Synopsis: Once again, the finest short-form SF offerings of the year have been collected in a single volume.
With Year’s Best SF 18, acclaimed, award-winning editor and anthologist David G. Hartwell demonstrates the amazing depth and power of contemporary speculative fiction, showcasing astonishing short stories from some of science fiction’s most respected names as well as exciting new writers to watch. In this anthology, prepare to travel light years from the ordinary into a tomorrow at once breathtaking, frightening, and possible with some of the greatest tales of wonder published in 2012.

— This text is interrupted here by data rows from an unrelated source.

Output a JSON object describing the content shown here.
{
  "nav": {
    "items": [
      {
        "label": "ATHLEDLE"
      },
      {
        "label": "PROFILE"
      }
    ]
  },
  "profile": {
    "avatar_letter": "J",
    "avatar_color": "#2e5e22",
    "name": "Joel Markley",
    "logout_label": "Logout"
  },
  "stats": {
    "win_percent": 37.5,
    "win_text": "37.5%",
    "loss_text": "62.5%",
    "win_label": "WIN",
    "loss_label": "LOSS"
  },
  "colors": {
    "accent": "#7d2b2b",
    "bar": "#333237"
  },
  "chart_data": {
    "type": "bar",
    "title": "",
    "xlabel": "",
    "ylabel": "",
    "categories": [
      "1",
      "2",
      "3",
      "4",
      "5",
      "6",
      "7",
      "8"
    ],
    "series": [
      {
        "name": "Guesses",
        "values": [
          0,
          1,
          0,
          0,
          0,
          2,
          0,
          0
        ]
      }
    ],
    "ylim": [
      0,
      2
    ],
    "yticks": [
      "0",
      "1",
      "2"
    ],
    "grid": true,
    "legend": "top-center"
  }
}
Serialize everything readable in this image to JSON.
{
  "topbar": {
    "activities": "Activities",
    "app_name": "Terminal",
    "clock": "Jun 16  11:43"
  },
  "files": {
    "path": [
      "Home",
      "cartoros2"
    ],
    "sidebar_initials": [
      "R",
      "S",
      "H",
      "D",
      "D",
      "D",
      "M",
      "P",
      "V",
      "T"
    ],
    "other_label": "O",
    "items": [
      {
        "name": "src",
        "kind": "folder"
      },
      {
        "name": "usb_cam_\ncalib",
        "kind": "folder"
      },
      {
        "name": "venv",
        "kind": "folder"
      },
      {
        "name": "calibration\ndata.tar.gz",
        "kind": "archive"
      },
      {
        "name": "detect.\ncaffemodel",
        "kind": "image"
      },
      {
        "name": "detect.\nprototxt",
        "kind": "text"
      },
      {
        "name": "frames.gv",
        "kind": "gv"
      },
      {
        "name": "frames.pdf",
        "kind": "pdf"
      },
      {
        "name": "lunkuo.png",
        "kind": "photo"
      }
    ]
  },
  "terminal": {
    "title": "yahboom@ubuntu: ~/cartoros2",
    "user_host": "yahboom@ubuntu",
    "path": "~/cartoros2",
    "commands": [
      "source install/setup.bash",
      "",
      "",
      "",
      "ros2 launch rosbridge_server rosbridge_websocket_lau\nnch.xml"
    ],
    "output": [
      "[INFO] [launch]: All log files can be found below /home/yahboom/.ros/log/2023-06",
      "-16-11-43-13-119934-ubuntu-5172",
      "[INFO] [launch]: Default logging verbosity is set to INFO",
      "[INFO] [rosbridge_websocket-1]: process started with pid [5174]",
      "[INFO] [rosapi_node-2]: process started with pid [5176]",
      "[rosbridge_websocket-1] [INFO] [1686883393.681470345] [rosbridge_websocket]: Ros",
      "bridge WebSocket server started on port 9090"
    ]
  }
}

Review: Every year, David Hartwell collects the best science fictions stories from the previous year. This volume presents twenty-eight stories published during 2012. I think that it features a great mix of authors, some of them apparently quite new in the field. I was glad to see that about half of the texts were written by women and that we had a few non anglo-saxon names in the bunch.
Most of the stories are around 20 pages long, but a few very short stands out. For each of them there is a small introduction presenting the author and the text. And this time the synopses were not too revealing, not like in Hartwell’s Twenty-first Century Science Fiction.
As in most anthologies, you get a great variety of plots and stories, which is something I liked a lot. A.I., time travel, ecocatastrophe, sentient cars, virtual reality … are some of the ingredients you can find here, along with more unexpected ones like Aliens fangirling over Sherlock Holmes or Napoleonic code breaking.
In this regard, it was quite balanced. But I stay under the impression that there was too much “soft” science-fiction. A lot of the stories focused more on feelings and social interactions than on events. Some of them were even kind of weird. In general I have nothing against nuance and introspection, but I would have liked more action. Just a drop of space opera to please my space battle fan side. ^^ Here, I must admit that there are some stories I didn’t get into and some I didn’t even understand.
Nevertheless, I really liked more than half of them. The rest, well, not so much. But that is the good thing with anthologies: when you don’t like a text, you can jump to the next one. Besides, it is pretty subjective – I am pretty sure that there are stories I was not interested in, that you would like.
Those are my favorites:
Old Paint, by Megan Lindholm: I am a big fan of everything Megan Lindholm wrote as Robin Hood. I was therefore really eager to read this text and the author didn’t disappoint. Here she writes about a sentient and autonomous old family car and the effect it has on its owners. It is a touching story evoking family dynamics.
The Ghosts of Christmas, by Paul Cornell: An emotionally moving story with a strong streak of fatalism. It is about woman’s trips to an unchangeable future.
Liberty’s Daughter, by Naomi Kritzer: It is a detective story set in a richly developed alternative world. A smart young heroine, a missing person, an interesting geo-political situation, a lot of intriguing hints and an ending featuring a new mystery. I definitively need to read the other stories in the series.
Application, by Lewis Shiner: A really short and biting text about a personal computer own agenda. A bit disturbing, but extremely funny.
Waves, by Ken Liu: An interesting story about the price of immortality.